The figure illustrates analytical AI online and offline inference paths and the GenAI offline workflow. It uses Genio 520/720 with Android as a reference platform, which currently provides the most complete AI feature support. Actual availability of frameworks, accelerators, and operating system combinations may differ by platform. Please refer to Genio AI Supporting Scope for detailed support information. For operating system–specific integration steps, refer to the Android and Yocto integration guides.

Analytical AI – Online Inference Path

The analytical AI online path uses AI frameworks on the device and supports two framework flows: TFLite Interpreter and ONNX Runtime.

On the host (PC):

  • Developers start from pretrained models in formats such as .onnx, .pt, or .pb.

  • For the TFLite path:

    • Models are converted to .tflite by using either:

      • NeuroPilot(NP) Converter for better hardware acceleration, or

      • an open‑source converter when NP‑specific acceleration is not required.

  • For the ONNX Runtime path:

    • Models are exported directly to ONNX format (.onnx). No NP Converter is required for this path.

These host-side tools always run on the PC(Ubuntu_x86) and are not tied to online or offline execution. The same .tflite model can later be used for either online or offline inference after compiled to .dla, depending on how it is deployed to the device.

On the device:

  • The application loads the deployable model into the selected framework:

    • TFLite Interpreter for .tflite models.

    • ONNX Runtime for .onnx models.

  • The framework compiles the model on the device and dispatches workloads to the shared hardware backends:

    • TFLite supports CPU, GPU, and NPU backends.

    • ONNX Runtime supports CPU and NPU backends.

  • Both frameworks share the same underlying hardware (CPU, GPU, NPU). The choice of framework only affects how the model is compiled and delegated.

This online path is suitable when the application benefits from framework flexibility, mixed CPU/GPU/NPU execution, or easier debugging. The trade‑off is additional framework footprint on the device.

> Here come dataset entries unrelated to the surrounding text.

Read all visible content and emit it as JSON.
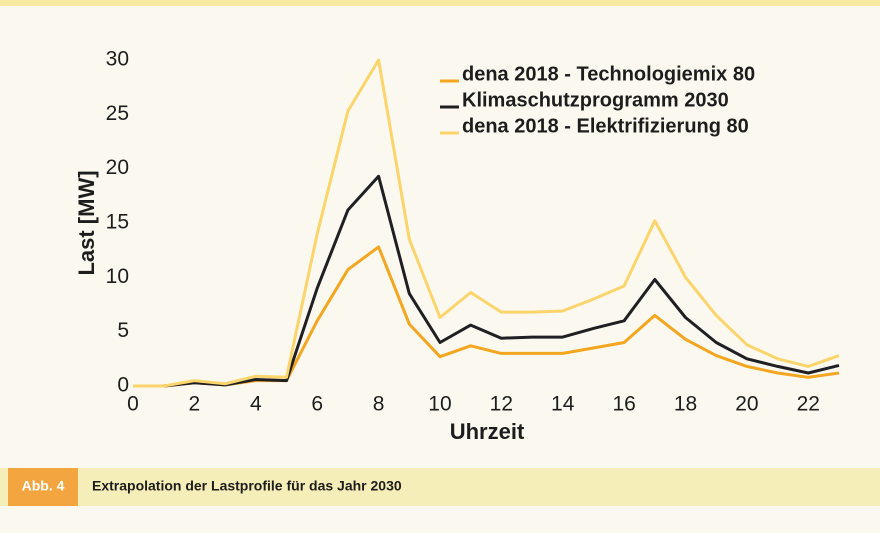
{
  "chart_data": {
    "type": "line",
    "ylabel": "Last [MW]",
    "xlabel": "Uhrzeit",
    "x": [
      0,
      1,
      2,
      3,
      4,
      5,
      6,
      7,
      8,
      9,
      10,
      11,
      12,
      13,
      14,
      15,
      16,
      17,
      18,
      19,
      20,
      21,
      22,
      23
    ],
    "series": [
      {
        "name": "dena 2018 - Technologiemix 80",
        "color": "#f4a620",
        "values": [
          0,
          0,
          0.3,
          0.1,
          0.5,
          0.5,
          6,
          10.7,
          12.8,
          5.7,
          2.7,
          3.7,
          3,
          3,
          3,
          3.5,
          4,
          6.5,
          4.3,
          2.8,
          1.8,
          1.2,
          0.8,
          1.2
        ]
      },
      {
        "name": "Klimaschutzprogramm 2030",
        "color": "#1f1f24",
        "values": [
          0,
          0,
          0.3,
          0.1,
          0.6,
          0.5,
          9,
          16.2,
          19.3,
          8.5,
          4,
          5.6,
          4.4,
          4.5,
          4.5,
          5.3,
          6,
          9.8,
          6.3,
          4,
          2.5,
          1.8,
          1.2,
          1.9
        ]
      },
      {
        "name": "dena 2018 - Elektrifizierung 80",
        "color": "#fbd46c",
        "values": [
          0,
          0,
          0.5,
          0.2,
          0.9,
          0.8,
          14,
          25.3,
          30,
          13.5,
          6.3,
          8.6,
          6.8,
          6.8,
          6.9,
          8,
          9.2,
          15.2,
          10,
          6.5,
          3.8,
          2.5,
          1.8,
          2.8
        ]
      }
    ],
    "xlim": [
      0,
      23
    ],
    "xticks": [
      0,
      2,
      4,
      6,
      8,
      10,
      12,
      14,
      16,
      18,
      20,
      22
    ],
    "ylim": [
      0,
      30
    ],
    "yticks": [
      0,
      5,
      10,
      15,
      20,
      25,
      30
    ],
    "grid": false,
    "legend": "upper right"
  },
  "caption": {
    "label": "Abb. 4",
    "text": "Extrapolation der Lastprofile für das Jahr 2030"
  }
}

Analytical AI – Offline Inference Path

The analytical AI offline path removes the AI framework from the device and runs a compiled model directly on the NPU.

On the host (PC):

  • Developers first get a .tflite model, typically by using:

    • NP Converter for optimized hardware acceleration, or

    • an open‑source converter when NP‑specific optimization is not required.

  • Then use ncc-tflite (a tool in **NP All-In-One Bundle**) compiles the ``.tflite model and generates a hardware‑specific compiled model in .dla format.

On the device:

  • The application loads the .dla model directly into Neuron Runtime.

  • Neuron Runtime executes the model on the NPU backend without requiring TFLite Interpreter or ONNX Runtime on the device.

  • Because only Neuron Runtime and the application participate in inference, the system achieves predictable latency and minimal software overhead.

This offline path is preferred for latency-critical products or deployments that must standardize on NPU-only execution without an additional AI framework.

GenAI – Offline Workflow

The GenAI offline workflow follows the same offline execution model as analytical AI and shares the same Neuron Runtime and NPU backend.

On the host (PC), the GAI Toolkit provides four main components that execute in sequence.

Note

The GAI Toolkit is intended for tutorial purposes; each generative model requires its own dedicated toolkit, as they are not interchangeable.

  • mtk_llm_sdk – Acts as the main interface to quantize generative AI models so that they can run on MediaTek MDLA hardware.

  • post_training_quantize – Performs post‑training quantization and converts the original model into a .tflite model by using the same NP Converter as analytical AI.

  • compile – Compiles each .tflite file into a compiled .dla model by using the same NeuronSDK toolchain.

  • inference – Cross-compiles an offline inference executable and automatically pushes it to the device to perform the quantized .dla model inference.

On the device:

  • The application, or the sample command‑line tool, loads the compiled .dla model.

  • Neuron Runtime executes GenAI inference on MDLA by using the same offline NPU execution path as analytical AI .